The authors also proposed a possible mechanism by which this behavior may be explained. The results of the study show that the cells work better under "hard" conditions, with an increased concentration of CO2.
If electrolysis occurs in the presence of carbon dioxide, some of the electrons are used for the recovery of the substance. Then the result of the electrolysis is the so-called synthesis gas, a mixture of hydrogen and carbon monoxide. Synthesis gas is something like a semi-finished fuel. It can, for example, be further converted into liquid hydrocarbons. Obtaining synthesis gas by water electrolysis is a promising process that makes it possible to get rid of carbon dioxide and produce fuel. Scientists are now developing similar cells that could work from solar energy, making the process twice as environmentally friendly.

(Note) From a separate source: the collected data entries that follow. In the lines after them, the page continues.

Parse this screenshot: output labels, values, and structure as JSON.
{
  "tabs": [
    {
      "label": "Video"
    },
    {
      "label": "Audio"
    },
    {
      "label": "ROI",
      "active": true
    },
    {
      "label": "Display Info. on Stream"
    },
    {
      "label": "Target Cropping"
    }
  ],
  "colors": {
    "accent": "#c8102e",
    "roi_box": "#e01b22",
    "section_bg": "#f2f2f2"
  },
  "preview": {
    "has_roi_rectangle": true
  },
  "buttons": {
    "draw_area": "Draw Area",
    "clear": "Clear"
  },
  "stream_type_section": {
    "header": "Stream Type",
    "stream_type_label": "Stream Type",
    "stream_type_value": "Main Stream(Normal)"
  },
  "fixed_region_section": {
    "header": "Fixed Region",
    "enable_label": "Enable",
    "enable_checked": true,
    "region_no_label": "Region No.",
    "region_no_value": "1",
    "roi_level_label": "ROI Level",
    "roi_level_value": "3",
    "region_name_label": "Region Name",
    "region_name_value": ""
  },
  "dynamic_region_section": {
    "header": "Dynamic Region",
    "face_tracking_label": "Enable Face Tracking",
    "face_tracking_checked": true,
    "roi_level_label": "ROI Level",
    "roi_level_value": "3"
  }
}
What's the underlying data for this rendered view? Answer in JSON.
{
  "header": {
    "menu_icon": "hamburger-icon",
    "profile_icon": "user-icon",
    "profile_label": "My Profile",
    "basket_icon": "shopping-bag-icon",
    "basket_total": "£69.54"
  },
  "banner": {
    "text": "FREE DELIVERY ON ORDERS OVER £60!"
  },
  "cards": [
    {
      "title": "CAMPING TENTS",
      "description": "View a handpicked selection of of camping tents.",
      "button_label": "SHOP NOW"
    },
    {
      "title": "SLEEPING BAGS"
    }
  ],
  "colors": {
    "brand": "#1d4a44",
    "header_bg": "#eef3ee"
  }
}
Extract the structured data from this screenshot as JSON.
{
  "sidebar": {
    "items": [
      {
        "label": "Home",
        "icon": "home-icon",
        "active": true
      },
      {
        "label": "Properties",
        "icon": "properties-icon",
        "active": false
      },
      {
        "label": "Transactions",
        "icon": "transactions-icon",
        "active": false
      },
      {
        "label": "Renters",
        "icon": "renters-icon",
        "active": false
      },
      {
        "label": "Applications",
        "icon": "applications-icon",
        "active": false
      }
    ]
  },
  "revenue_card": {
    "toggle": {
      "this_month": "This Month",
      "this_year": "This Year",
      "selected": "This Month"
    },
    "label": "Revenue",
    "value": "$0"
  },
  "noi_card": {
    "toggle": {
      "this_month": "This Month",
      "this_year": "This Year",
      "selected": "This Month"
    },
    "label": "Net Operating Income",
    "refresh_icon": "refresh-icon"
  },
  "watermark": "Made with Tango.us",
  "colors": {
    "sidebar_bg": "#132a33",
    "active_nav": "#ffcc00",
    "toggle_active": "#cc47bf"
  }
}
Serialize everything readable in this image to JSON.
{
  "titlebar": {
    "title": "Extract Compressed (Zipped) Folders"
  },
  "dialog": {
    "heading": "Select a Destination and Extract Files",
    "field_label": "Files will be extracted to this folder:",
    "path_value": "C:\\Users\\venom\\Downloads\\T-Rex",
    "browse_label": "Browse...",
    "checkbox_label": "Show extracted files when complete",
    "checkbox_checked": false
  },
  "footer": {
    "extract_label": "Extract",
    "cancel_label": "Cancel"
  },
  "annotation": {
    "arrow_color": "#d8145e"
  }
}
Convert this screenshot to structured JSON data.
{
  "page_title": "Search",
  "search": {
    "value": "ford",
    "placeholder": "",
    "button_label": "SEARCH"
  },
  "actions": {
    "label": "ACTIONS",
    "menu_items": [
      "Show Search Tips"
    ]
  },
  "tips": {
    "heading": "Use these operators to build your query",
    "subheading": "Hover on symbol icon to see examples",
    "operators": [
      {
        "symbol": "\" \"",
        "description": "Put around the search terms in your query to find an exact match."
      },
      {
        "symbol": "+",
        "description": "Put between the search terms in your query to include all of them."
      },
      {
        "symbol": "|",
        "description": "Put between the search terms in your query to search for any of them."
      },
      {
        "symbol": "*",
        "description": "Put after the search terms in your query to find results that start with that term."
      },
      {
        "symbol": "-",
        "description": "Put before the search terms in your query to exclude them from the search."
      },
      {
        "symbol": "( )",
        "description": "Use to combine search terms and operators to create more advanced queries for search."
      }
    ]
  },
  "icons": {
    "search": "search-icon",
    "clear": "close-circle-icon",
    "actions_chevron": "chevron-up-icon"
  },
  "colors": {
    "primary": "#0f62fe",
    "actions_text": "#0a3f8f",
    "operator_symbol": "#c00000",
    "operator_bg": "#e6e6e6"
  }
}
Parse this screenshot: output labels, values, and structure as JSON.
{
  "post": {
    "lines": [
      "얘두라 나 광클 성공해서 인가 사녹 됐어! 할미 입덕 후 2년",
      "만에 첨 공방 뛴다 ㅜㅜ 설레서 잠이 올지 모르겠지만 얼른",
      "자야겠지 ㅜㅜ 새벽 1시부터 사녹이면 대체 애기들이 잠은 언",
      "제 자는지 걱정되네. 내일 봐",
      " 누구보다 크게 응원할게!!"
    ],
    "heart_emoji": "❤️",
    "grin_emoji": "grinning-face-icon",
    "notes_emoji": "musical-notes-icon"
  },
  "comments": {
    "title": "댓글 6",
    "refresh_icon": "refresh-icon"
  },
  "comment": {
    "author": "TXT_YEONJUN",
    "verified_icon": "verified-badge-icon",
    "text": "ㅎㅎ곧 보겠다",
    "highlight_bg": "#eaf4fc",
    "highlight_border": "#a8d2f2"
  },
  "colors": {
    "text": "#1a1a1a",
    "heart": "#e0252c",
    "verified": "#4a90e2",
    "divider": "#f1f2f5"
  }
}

The purpose of the study conducted by the chemists of UrFU and UB RAS was to choose the best solid electrolyte for cells. This material should provide good proton conductivity and be stable in an atmosphere of CO2 at a temperature of 700 °C. As a result of the study, the authors obtained a material with higher conductivity provided by the fact that less protons were "stuck" at the boundaries of the grains (individual crystals in the polycrystalline material), thereby making the final cells work better. Stability was also high: In 10 hours of operation, the cells lost as little as 0.7 percent of efficiency. However, for industrial use, this parameter has yet to be improved.
Moreover, the cells demonstrated even better performance under the "harder" conditions, when the atmosphere was further enriched with carbon dioxide. The excess of CO2 inhibited some unwanted processes, which resulted in optimum resistance and current density, that is, better cell efficiency.